"I tell you what, Ross," he said emphatically as they made their way gingerly back to the shack, "I’ve done all the research work I want to in this cañon!" He shivered and slapped his hands smartly together. "Without snow-shoes we are helpless here, and the McKenzies know it!"
To make snow-shoes without boards or small nails or a hammer was impossible to workmen of their inexperience. They broke up some boxes and put in all their spare time for days experimenting, but to no purpose.
"Even if we did succeed, Less," Ross comforted himself one day as he looked gloomily at their latest failure, "we couldn’t escape from here. We have no idea where we are, whether we are nearer Red Lodge or Cody or Timbuctoo. We would merely start out and leave a half-way comfortable certainty for a mighty ticklish uncertainty."
"That’s right," agreed Leslie, "and we couldn’t pack enough food on our backs to last many days, nor can we tell when a storm is coming."
In fact, storms were the order of the day. By the middle of February immense masses of snow curled out over the cliffs on the side of the mountain opposite the shack waiting for the warm chinooks of spring to send them hurtling down into the cañon. Fortunately, the mountain above the shack was lower than its neighbors, and the face, heavily wooded, sloped back more gently until it reached a great elevation.

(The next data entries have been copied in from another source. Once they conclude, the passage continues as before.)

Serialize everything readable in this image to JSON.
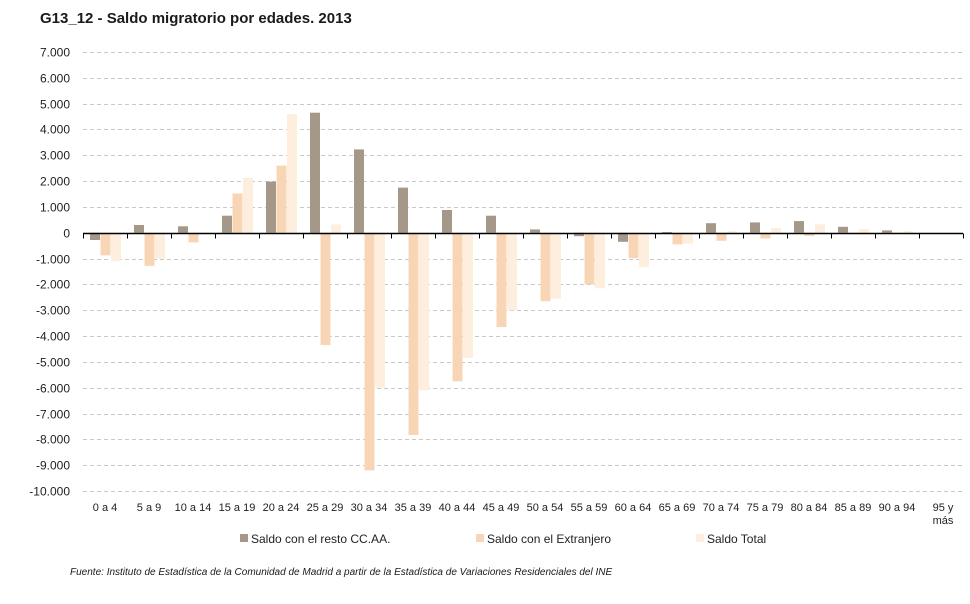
{
  "chart_data": {
    "type": "bar",
    "title": "G13_12 - Saldo migratorio por edades. 2013",
    "xlabel": "",
    "ylabel": "",
    "ylim": [
      -10000,
      7000
    ],
    "yticks": [
      7000,
      6000,
      5000,
      4000,
      3000,
      2000,
      1000,
      0,
      -1000,
      -2000,
      -3000,
      -4000,
      -5000,
      -6000,
      -7000,
      -8000,
      -9000,
      -10000
    ],
    "ytick_labels": [
      "7.000",
      "6.000",
      "5.000",
      "4.000",
      "3.000",
      "2.000",
      "1.000",
      "0",
      "-1.000",
      "-2.000",
      "-3.000",
      "-4.000",
      "-5.000",
      "-6.000",
      "-7.000",
      "-8.000",
      "-9.000",
      "-10.000"
    ],
    "grid": true,
    "legend_position": "bottom",
    "categories": [
      "0 a 4",
      "5 a 9",
      "10 a 14",
      "15 a 19",
      "20 a 24",
      "25 a 29",
      "30 a 34",
      "35 a 39",
      "40 a 44",
      "45 a 49",
      "50 a 54",
      "55 a 59",
      "60 a 64",
      "65 a 69",
      "70 a 74",
      "75 a 79",
      "80 a 84",
      "85 a 89",
      "90 a 94",
      "95 y más"
    ],
    "series": [
      {
        "name": "Saldo con el resto CC.AA.",
        "color": "#a69888",
        "values": [
          -280,
          300,
          250,
          660,
          1980,
          4650,
          3230,
          1750,
          880,
          660,
          130,
          -130,
          -350,
          30,
          370,
          400,
          450,
          230,
          90,
          0
        ]
      },
      {
        "name": "Saldo con el Extranjero",
        "color": "#f8d5b5",
        "values": [
          -870,
          -1280,
          -370,
          1520,
          2600,
          -4350,
          -9200,
          -7830,
          -5750,
          -3650,
          -2650,
          -2000,
          -980,
          -450,
          -310,
          -220,
          -120,
          -50,
          -20,
          0
        ]
      },
      {
        "name": "Saldo Total",
        "color": "#fdeedd",
        "values": [
          -1100,
          -1000,
          -60,
          2130,
          4600,
          320,
          -6000,
          -6100,
          -4850,
          -3000,
          -2550,
          -2150,
          -1330,
          -420,
          60,
          180,
          330,
          150,
          60,
          0
        ]
      }
    ]
  },
  "source_note": "Fuente: Instituto de Estadística de la Comunidad de Madrid a partir de la Estadística de Variaciones Residenciales del INE"
}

"The trees here prove that there have been no snowslides within the memory of this generation, at any rate," Ross broke out one day as they were sawing the branches from a spruce on the mountainside above the shack. "Now, if the shack were on the other side––"

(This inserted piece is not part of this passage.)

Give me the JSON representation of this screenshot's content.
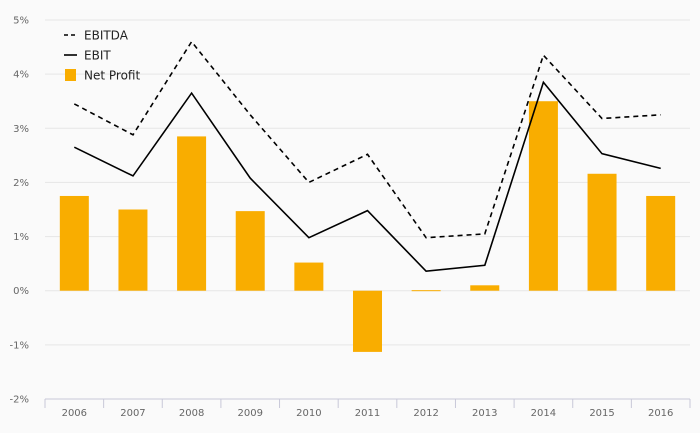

"But it wouldn’t be built on the other side," interrupted Leslie. "No cabin builder would do such a thing unless he built when he first struck this country as young and green as we were!"
Ross laughed and started the branch he had trimmed down the mountainside on the crust. It skidded along rapidly until it wedged itself into a great snow bank which had drifted from the shack to the trees on either side, and through which the boys had tunneled. With the last branch sent home in this convenient fashion, Ross shouldered the axe and picked up the saw, while Leslie took the gun from a near-by branch where it had been slung, and followed down the mountainside.

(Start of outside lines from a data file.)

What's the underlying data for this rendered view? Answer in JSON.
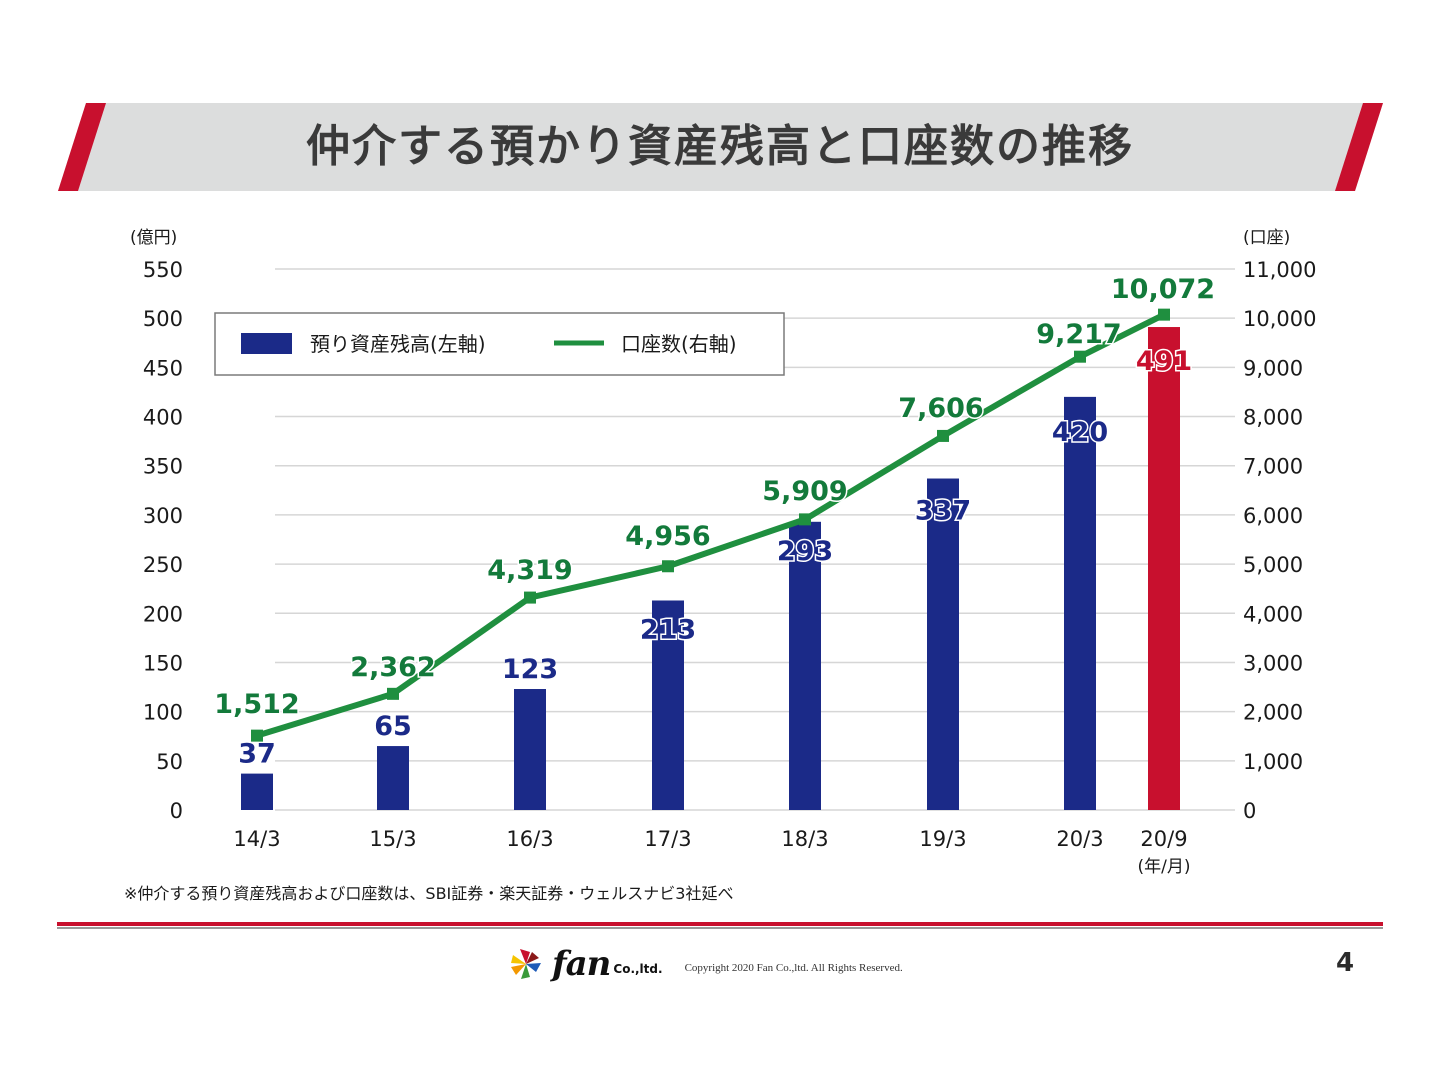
{
  "header": {
    "title": "仲介する預かり資産残高と口座数の推移"
  },
  "colors": {
    "bar": "#1b2a88",
    "bar_highlight": "#c8102e",
    "line": "#1f8f3f",
    "line_label": "#137a3b",
    "accent_red": "#c8102e",
    "banner_bg": "#dcdddd"
  },
  "chart_data": {
    "type": "bar",
    "title": "仲介する預かり資産残高と口座数の推移",
    "categories": [
      "14/3",
      "15/3",
      "16/3",
      "17/3",
      "18/3",
      "19/3",
      "20/3",
      "20/9"
    ],
    "xlabel": "(年/月)",
    "series": [
      {
        "name": "預り資産残高(左軸)",
        "type": "bar",
        "axis": "left",
        "values": [
          37,
          65,
          123,
          213,
          293,
          337,
          420,
          491
        ],
        "labels": [
          "37",
          "65",
          "123",
          "213",
          "293",
          "337",
          "420",
          "491"
        ],
        "highlight_index": 7
      },
      {
        "name": "口座数(右軸)",
        "type": "line",
        "axis": "right",
        "values": [
          1512,
          2362,
          4319,
          4956,
          5909,
          7606,
          9217,
          10072
        ],
        "labels": [
          "1,512",
          "2,362",
          "4,319",
          "4,956",
          "5,909",
          "7,606",
          "9,217",
          "10,072"
        ]
      }
    ],
    "y_left": {
      "label": "(億円)",
      "ylim": [
        0,
        550
      ],
      "ticks": [
        0,
        50,
        100,
        150,
        200,
        250,
        300,
        350,
        400,
        450,
        500,
        550
      ],
      "tick_labels": [
        "0",
        "50",
        "100",
        "150",
        "200",
        "250",
        "300",
        "350",
        "400",
        "450",
        "500",
        "550"
      ]
    },
    "y_right": {
      "label": "(口座)",
      "ylim": [
        0,
        11000
      ],
      "ticks": [
        0,
        1000,
        2000,
        3000,
        4000,
        5000,
        6000,
        7000,
        8000,
        9000,
        10000,
        11000
      ],
      "tick_labels": [
        "0",
        "1,000",
        "2,000",
        "3,000",
        "4,000",
        "5,000",
        "6,000",
        "7,000",
        "8,000",
        "9,000",
        "10,000",
        "11,000"
      ]
    },
    "grid": true,
    "legend": {
      "position": "top-left",
      "entries": [
        "預り資産残高(左軸)",
        "口座数(右軸)"
      ]
    }
  },
  "footnote": "※仲介する預り資産残高および口座数は、SBI証券・楽天証券・ウェルスナビ3社延べ",
  "footer": {
    "logo_text": "fan",
    "logo_suffix": "Co.,ltd.",
    "copyright": "Copyright 2020 Fan Co.,ltd. All Rights Reserved.",
    "page_number": "4"
  }
}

With the increase in the depth of the snow, the coyotes and gray wolves had grown bolder, and without the gun the boys never went now outside of their dooryard, as they called the spaces they had cleared around the shack. So far, however, the coyotes had only skulked near the strongly built lean-to, attracted by the smell of the meat, while the wolves contented themselves by howling at night from the rocks far above the cabin, and being answered from the mountainside opposite.
"I have always heard that the gray wolf is a coward," commented Leslie as the two entered the shack. "We have not had a glimpse of one yet."